Teaching High School Mathematics
In my calculus class we had just finished a test on a Tuesday before Christmas break. 3 days left and the next topic was optimization. Hmmm… I’m not into showing movies, or having parties or wasting the days… I wondered if they would remember anything we did when we started back up after the break.
I recently have been intrigued by the idea of a “thinking classroom,” Visibly Random Grouping, and Vertical Non-Permanent Surfaces. I’ve been experimenting with random groupings in all my classes because that is the easiest of the three parts to manage.
Here is how I group students: I take a deck of cards and select 3 Kings, 3 Queens, 3 etc.. for as many sets needed for the class. Then I shuffle the deck in front of the students and randomly hand out the cards. Because, it is random, and they know that I will not switch them even if they are randomly with a friend, they are way more likely to work well and with someone they don’t know or would rather not work with. I call out their cards as I hand them out and tell them they cannot switch cards.
This group work has gone well and I was ready to try a great problem for students to work on.
My goal was to start with a standard problem I would expect them to solve after teaching a lesson and see if they could figure it out for themselves in their group. I figured that if it didn’t work we could regroup after winter break.
I chose this problem: What dimensions of fencing would create the largest area rectangle next to a barn if you have 100 ft of fencing? (See diagram above.)
I drew the picture above without the x and y. I told the problem as a story… Farmer Allinson needed to create the largest enclosure possible with his 100 ft of fencing.
Students in all groups proceeded to do trial and error (not Calculus) and fairly quickly found the ideal dimensions. As groups finished I would ask them to convince me that their answer had to be the max area. I had to tell some groups that no matter how many examples they showed me that were less than the one they got… how did they know for sure that there wasn’t a better answer somewhere else.
Then, one by one the groups started coming up with equations that modeled the situation.
100 = 2x + y and A = x * y.
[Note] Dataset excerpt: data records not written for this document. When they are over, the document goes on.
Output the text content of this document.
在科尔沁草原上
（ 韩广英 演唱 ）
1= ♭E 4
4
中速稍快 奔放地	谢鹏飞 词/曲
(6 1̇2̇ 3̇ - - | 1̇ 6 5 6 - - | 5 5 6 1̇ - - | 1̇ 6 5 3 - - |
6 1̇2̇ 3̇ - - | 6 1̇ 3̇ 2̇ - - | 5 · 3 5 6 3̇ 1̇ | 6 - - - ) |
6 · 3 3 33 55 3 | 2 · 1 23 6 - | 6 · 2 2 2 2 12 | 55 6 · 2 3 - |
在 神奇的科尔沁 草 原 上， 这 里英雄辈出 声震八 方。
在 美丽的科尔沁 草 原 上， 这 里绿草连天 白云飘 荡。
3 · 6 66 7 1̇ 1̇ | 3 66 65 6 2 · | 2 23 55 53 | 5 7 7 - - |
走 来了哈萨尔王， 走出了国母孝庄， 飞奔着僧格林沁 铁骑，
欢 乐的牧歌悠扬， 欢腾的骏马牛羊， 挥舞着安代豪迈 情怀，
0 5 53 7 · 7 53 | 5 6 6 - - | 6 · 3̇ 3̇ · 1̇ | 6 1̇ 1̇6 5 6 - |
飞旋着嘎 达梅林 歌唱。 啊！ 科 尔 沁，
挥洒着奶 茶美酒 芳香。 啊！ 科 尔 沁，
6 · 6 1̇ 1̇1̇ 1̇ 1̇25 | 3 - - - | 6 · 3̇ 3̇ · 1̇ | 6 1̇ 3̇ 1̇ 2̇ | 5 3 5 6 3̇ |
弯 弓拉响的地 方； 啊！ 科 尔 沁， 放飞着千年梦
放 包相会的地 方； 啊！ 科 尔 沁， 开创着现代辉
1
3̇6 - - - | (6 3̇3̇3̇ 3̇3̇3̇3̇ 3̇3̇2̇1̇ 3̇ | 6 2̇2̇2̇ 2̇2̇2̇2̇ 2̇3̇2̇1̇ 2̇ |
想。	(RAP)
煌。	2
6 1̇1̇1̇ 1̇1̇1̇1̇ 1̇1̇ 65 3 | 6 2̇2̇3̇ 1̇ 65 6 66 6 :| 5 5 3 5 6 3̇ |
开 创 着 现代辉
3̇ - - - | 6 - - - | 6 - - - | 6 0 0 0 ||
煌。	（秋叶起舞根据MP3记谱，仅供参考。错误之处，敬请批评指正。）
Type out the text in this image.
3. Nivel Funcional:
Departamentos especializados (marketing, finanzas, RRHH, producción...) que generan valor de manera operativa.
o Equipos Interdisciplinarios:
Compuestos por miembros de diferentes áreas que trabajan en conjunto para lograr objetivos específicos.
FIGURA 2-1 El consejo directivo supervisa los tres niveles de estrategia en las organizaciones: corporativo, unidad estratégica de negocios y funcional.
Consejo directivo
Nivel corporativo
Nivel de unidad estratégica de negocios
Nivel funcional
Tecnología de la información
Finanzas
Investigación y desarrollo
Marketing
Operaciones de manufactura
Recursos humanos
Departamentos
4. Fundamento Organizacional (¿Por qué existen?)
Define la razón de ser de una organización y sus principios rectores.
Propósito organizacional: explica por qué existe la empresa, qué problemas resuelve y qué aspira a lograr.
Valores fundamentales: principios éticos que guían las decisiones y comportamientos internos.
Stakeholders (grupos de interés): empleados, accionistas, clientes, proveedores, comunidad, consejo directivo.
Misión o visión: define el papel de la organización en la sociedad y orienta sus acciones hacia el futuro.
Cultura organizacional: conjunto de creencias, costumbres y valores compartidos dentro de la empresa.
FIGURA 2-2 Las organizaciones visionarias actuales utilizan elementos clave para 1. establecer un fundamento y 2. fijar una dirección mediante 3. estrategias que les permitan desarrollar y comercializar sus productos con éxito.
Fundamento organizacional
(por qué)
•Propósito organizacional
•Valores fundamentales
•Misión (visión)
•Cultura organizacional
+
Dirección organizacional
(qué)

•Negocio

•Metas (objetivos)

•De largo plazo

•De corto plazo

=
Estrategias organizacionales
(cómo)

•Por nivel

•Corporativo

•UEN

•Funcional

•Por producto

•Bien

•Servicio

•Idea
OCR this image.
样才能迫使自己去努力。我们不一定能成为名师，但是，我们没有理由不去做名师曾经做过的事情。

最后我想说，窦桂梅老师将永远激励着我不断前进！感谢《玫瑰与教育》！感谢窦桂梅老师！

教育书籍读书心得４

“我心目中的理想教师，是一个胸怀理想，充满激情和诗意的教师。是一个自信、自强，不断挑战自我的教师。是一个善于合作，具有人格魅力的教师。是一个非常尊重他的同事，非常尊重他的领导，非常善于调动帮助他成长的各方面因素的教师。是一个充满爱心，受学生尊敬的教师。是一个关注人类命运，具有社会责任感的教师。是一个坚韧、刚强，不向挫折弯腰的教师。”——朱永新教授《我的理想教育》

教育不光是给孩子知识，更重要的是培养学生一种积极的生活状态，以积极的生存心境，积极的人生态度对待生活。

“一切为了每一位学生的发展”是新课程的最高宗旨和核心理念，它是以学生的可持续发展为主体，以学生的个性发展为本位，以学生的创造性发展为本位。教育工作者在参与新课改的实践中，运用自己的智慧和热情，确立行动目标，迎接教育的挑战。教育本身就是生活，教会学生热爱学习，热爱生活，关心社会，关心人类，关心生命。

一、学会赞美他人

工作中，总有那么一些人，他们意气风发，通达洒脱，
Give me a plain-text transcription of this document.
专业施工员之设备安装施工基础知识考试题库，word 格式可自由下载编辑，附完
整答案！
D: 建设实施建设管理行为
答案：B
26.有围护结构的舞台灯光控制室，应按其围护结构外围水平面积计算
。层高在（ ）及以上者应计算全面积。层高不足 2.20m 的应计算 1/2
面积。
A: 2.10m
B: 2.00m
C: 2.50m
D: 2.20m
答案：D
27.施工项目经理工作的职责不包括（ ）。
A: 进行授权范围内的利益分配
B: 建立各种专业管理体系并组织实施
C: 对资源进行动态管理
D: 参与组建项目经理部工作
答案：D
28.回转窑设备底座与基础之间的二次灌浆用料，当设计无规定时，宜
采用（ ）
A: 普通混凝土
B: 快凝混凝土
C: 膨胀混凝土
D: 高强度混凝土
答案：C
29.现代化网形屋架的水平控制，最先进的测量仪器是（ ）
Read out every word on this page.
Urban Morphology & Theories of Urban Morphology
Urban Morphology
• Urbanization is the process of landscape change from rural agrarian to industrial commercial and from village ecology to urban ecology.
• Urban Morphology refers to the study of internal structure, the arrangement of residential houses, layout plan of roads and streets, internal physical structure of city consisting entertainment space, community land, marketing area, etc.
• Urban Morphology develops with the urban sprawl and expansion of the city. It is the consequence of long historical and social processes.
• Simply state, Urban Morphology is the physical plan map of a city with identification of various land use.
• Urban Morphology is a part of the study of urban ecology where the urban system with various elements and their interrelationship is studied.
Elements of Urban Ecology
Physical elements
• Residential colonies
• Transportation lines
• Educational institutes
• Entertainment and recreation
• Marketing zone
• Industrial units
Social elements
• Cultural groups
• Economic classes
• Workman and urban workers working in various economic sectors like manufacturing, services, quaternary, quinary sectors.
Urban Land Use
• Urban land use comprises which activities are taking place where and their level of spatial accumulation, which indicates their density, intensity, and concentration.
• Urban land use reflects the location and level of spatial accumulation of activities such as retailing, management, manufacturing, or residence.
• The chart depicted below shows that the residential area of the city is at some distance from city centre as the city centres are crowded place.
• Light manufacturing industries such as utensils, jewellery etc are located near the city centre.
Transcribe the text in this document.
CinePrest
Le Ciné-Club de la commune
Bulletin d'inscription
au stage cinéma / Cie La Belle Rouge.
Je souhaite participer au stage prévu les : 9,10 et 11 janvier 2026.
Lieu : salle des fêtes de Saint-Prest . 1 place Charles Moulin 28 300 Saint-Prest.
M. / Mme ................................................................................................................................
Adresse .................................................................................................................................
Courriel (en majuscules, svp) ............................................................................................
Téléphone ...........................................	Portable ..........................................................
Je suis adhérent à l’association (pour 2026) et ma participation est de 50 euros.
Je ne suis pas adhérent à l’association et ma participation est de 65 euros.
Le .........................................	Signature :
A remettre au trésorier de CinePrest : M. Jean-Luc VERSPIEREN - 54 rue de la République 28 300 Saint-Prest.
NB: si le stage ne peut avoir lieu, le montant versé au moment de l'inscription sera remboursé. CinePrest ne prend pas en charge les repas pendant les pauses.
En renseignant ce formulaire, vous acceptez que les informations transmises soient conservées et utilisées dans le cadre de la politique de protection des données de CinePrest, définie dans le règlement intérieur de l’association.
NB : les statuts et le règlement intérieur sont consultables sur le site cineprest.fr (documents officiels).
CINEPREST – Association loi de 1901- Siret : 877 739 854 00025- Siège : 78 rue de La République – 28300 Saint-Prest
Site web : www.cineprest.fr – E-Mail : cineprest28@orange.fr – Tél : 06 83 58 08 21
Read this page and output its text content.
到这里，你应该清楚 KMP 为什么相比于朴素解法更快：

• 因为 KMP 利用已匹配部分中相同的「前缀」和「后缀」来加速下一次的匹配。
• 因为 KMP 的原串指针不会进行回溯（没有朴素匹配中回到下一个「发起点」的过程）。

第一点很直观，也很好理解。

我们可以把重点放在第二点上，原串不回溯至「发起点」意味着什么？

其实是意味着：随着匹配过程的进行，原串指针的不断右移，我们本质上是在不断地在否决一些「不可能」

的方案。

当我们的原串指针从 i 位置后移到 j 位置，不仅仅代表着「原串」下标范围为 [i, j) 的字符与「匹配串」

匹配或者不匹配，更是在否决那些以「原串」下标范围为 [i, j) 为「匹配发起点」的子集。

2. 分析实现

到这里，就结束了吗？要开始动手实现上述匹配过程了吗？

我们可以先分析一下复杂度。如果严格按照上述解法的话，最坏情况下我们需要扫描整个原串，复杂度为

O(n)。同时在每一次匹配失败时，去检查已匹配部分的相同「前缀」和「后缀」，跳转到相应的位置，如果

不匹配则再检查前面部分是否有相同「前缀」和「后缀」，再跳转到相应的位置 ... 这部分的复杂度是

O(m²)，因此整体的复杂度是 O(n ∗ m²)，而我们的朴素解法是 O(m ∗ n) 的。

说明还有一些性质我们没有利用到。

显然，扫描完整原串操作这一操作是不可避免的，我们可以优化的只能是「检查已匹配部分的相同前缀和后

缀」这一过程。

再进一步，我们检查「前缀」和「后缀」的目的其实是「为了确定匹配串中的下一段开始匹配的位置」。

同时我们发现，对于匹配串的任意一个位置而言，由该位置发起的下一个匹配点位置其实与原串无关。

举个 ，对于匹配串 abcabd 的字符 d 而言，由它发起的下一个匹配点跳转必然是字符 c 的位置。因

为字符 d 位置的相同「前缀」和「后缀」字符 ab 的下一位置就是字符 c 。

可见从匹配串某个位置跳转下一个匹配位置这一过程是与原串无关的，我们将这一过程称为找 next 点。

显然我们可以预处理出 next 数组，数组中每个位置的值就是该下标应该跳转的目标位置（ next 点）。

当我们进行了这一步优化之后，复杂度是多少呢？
They also used substitution and got an area equation with only either x or y. Some groups used l and w. One group used some random variables they chose. I hadn’t done anything to prep them to do this and I was flabbergasted. I thought that I would have to strongly guide them towards using equations. Some of the groups then realized they needed to find the maximum of the function. The immediately started using the first or second derivative test that we had just finished testing on the day before. For some groups, I had to ask them what their function represented(Area) and how they would find the largest area. With these “hints” all groups were able to move along.
Once groups got the correct solution using calculus, I would tell them I made a mistake in the problem and give them a different amount of fencing(say 120ft or 200ft). I just made up a different number for each group. Two of the groups decided to put F into the equation instead of the 100 ft or fencing amount and came up with a formula for the answer regardless of the amount of fencing I gave them. I honestly was pretty excited.
At the end of day one I chose one of those groups to come up to the board and present their solution. A couple of the groups were in awe as they explained their generalized solution for any amount of fencing.
As my second class came in I figured that it was a fluke that first period figured it all out without much help… I was wrong. Second period also rose to the challenge.
New day, new random groups.
On day two I put the same drawing on the board. I told them that Farmer Allinson just realized that he needed to keep the boy sheep away from the girl sheep and I added a line straight down from the barn. A fence in the middle so that there were two equal enclosures. It was crazy… I could hardly finish talking about the problem and they were scribbling equations. One group in first period did start with trial and error again on the second day.
As groups got the correct answers I would say that I made a mistake and give them a different amount of fencing and then told them there were more than 2 equal enclosures (3, 5, 8…). Most groups just kept figuring out the new problem. One group used F for the amount of fence to generalize, and one group used F for fencing and s for number of interior fences. Both classes had one group that did this and generalized the entire problem. In each class, they came up at the end of the period and explained. One student in particular was fabulous in their explanations tying each part of their solution to the specific solution to the original problem. The picture below shows the second half of their work.
This was a 25 min. period. I gave students the same drawing as the day before with a fence down the middle and told them that Farmer Allinson needed two 500 ft^2 enclosure and wanted to use the least amount of fencing possible. I asked them to think about what I might ask them and take the problem as far as they could. They worked on the problem, but since it was a short day on Dec. 21st. I didn’t get the closure I wanted on the day. Some groups had full generalized solutions and some found just the first answer.
One group bailed on the problem and stared working on the previous days problem using a semi-circle and two partitions down the middle. They spent their time trying to figure out where the partitions would go to make the sections have equal area.
One comment from a student was that the student explaining their math so well was going to take my job. I loved it!
I felt like such a great teacher. My students were doing all the interesting math that I normally get to do.
I ran into a student after the girls basketball game that night and they started asking me about partitioning a circle with vertical lines and showed me a picture of their computations on their phone.
I wrote emails home to 3 students bragging on their skills to their parents.
I’m so excited to find more problems that will engage the class this well and draw out their creativity and mathematical ideas.